LA FENÊTRE

Publié le 10 Janvier 2025

La rue de mon immeuble n’était pas bien large. Face à mon logis, une autre maison, aussi modeste que la mienne, menaçait de s’écrouler. Ses fenêtres, ouvertes sur la vie, lui donnaient, malgré tout, un certain charme. L’une d’elles était animée par une dame d’un âge certain. Ce qui ne l’empêchait pas de vaquer à ses obligations journalières. Chaque matin elle me faisait l’offrande de sa présence. A mon réveil, l’esprit encore embrumé par une nuit où les nuées avaient disputé à la lune le droit d’être présentes dans un ciel privé d’étoile, j’ouvrais les yeux, avec difficulté et, rassuré, je la retrouvais. Il me suffisait d’écarter un coin de rideau pour profiter de sa vue.

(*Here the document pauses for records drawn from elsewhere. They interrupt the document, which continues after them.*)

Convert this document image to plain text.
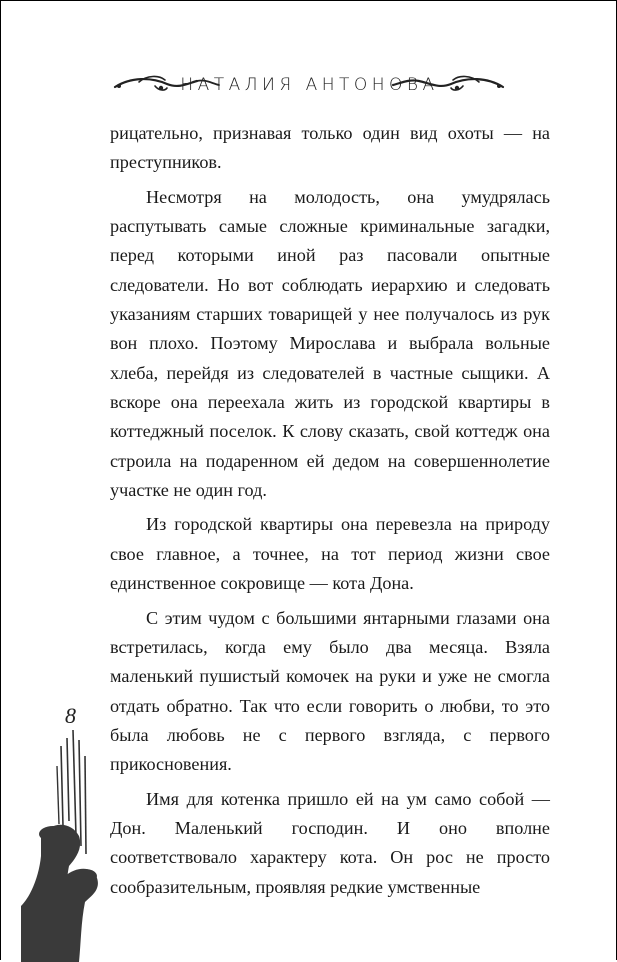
НАТАЛИЯ АНТОНОВА

рицательно, признавая только один вид охоты — на преступников.

Несмотря на молодость, она умудрялась распутывать самые сложные криминальные загадки, перед которыми иной раз пасовали опытные следователи. Но вот соблюдать иерархию и следовать указаниям старших товарищей у нее получалось из рук вон плохо. Поэтому Мирослава и выбрала вольные хлеба, перейдя из следователей в частные сыщики. А вскоре она переехала жить из городской квартиры в коттеджный поселок. К слову сказать, свой коттедж она строила на подаренном ей дедом на совершеннолетие участке не один год.

Из городской квартиры она перевезла на природу свое главное, а точнее, на тот период жизни свое единственное сокровище — кота Дона.

С этим чудом с большими янтарными глазами она встретилась, когда ему было два месяца. Взяла маленький пушистый комочек на руки и уже не смогла отдать обратно. Так что если говорить о любви, то это была любовь не с первого взгляда, с первого прикосновения.

Имя для котенка пришло ей на ум само собой — Дон. Маленький господин. И оно вполне соответствовало характеру кота. Он рос не просто сообразительным, проявляя редкие умственные

8
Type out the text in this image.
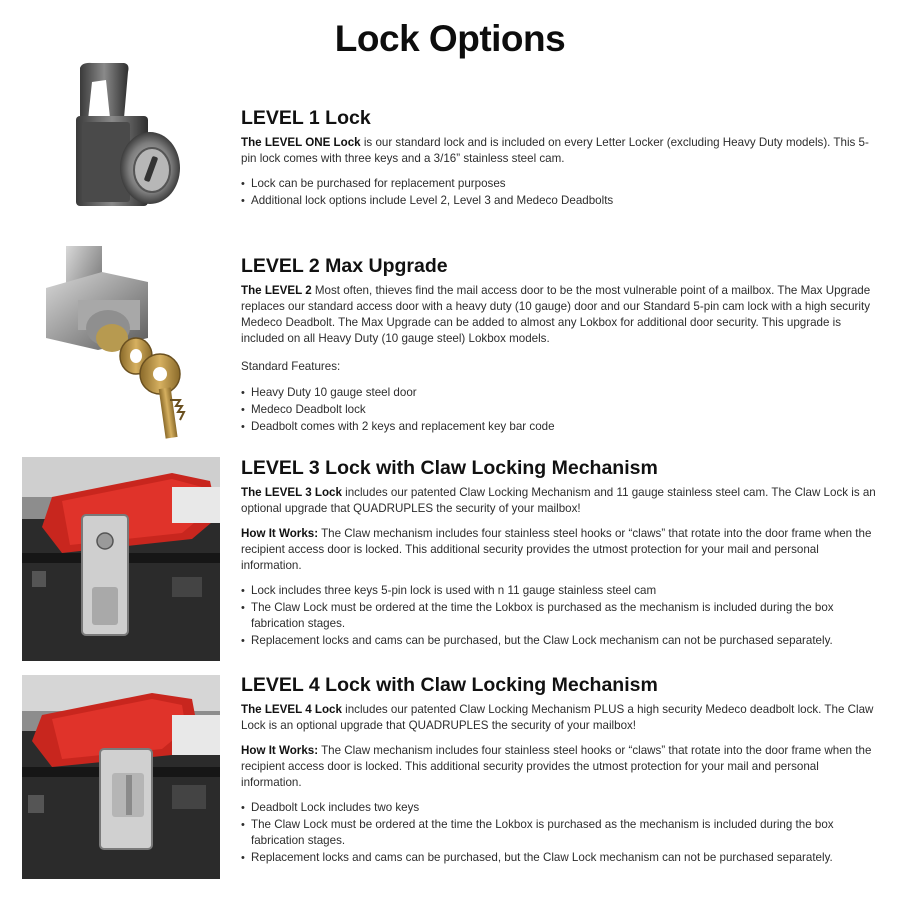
Lock Options
LEVEL 1 Lock

The LEVEL ONE Lock is our standard lock and is included on every Letter Locker (excluding Heavy Duty models). This 5-pin lock comes with three keys and a 3/16” stainless steel cam.

• Lock can be purchased for replacement purposes
• Additional lock options include Level 2, Level 3 and Medeco Deadbolts
LEVEL 2 Max Upgrade

The LEVEL 2 Most often, thieves find the mail access door to be the most vulnerable point of a mailbox. The Max Upgrade replaces our standard access door with a heavy duty (10 gauge) door and our Standard 5-pin cam lock with a high security Medeco Deadbolt. The Max Upgrade can be added to almost any Lokbox for additional door security. This upgrade is included on all Heavy Duty (10 gauge steel) Lokbox models.

Standard Features:

• Heavy Duty 10 gauge steel door
• Medeco Deadbolt lock
• Deadbolt comes with 2 keys and replacement key bar code
LEVEL 3 Lock with Claw Locking Mechanism

The LEVEL 3 Lock includes our patented Claw Locking Mechanism and 11 gauge stainless steel cam. The Claw Lock is an optional upgrade that QUADRUPLES the security of your mailbox!

How It Works: The Claw mechanism includes four stainless steel hooks or “claws” that rotate into the door frame when the recipient access door is locked. This additional security provides the utmost protection for your mail and personal information.

• Lock includes three keys 5-pin lock is used with n 11 gauge stainless steel cam
• The Claw Lock must be ordered at the time the Lokbox is purchased as the mechanism is included during the box fabrication stages.
• Replacement locks and cams can be purchased, but the Claw Lock mechanism can not be purchased separately.
LEVEL 4 Lock with Claw Locking Mechanism

The LEVEL 4 Lock includes our patented Claw Locking Mechanism PLUS a high security Medeco deadbolt lock. The Claw Lock is an optional upgrade that QUADRUPLES the security of your mailbox!

How It Works: The Claw mechanism includes four stainless steel hooks or “claws” that rotate into the door frame when the recipient access door is locked. This additional security provides the utmost protection for your mail and personal information.

• Deadbolt Lock includes two keys
• The Claw Lock must be ordered at the time the Lokbox is purchased as the mechanism is included during the box fabrication stages.
• Replacement locks and cams can be purchased, but the Claw Lock mechanism can not be purchased separately.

Cette dame habitait chez son chat. Magnifiquement habillé d’une robe blanche immaculée et aux yeux dorés, celui-ci allait et venait avec l’assurance du maître des lieux. La fenêtre, ouverte à mon regard, était la cuisine. Les ustensiles, pendus ci et là à des clous, ne respiraient pas l’aisance. Sur un côté, un petit poste de radio, posé sur une étagère en bois, laissait venir à moi une musique si légère que la moindre brise du printemps lui donnait l’élan nécessaire pour rejoindre le ciel. Sur le mur du fond, un vieux calendrier, patiné par le temps, indiquait une année qui s’était transformée en souvenir... Peut être lointain. Dans un cadre incertain, une photo jaunie et craquelée représentait des personnages qui n’avaient fait que passer, l’espace d’un instant, fugace... Le temps, trop court, d’une vie anonyme.

Une fenêtre ouverte ne sait pas mentir. Le voudrait-elle qu’elle ne le pourrait pas. Les odeurs de cuisine qui venaient réveiller mes entrailles ne pouvaient pas dire le contraire. Tous les matins ces effluves qui ne pardonnaient pas à mon frigo d’être presque vide, m’indiquaient qu’il était temps que je me prépare pour partir gagner ma vie. Je laissais retomber mon rideau. Au loin, le tonnerre annonçait un orage qui n’allait pas tarder à s’inviter. La dame allait certainement fermer ses volets.

Un matin la fenêtre ne s’est pas ouverte. Le lendemain…. Non plus.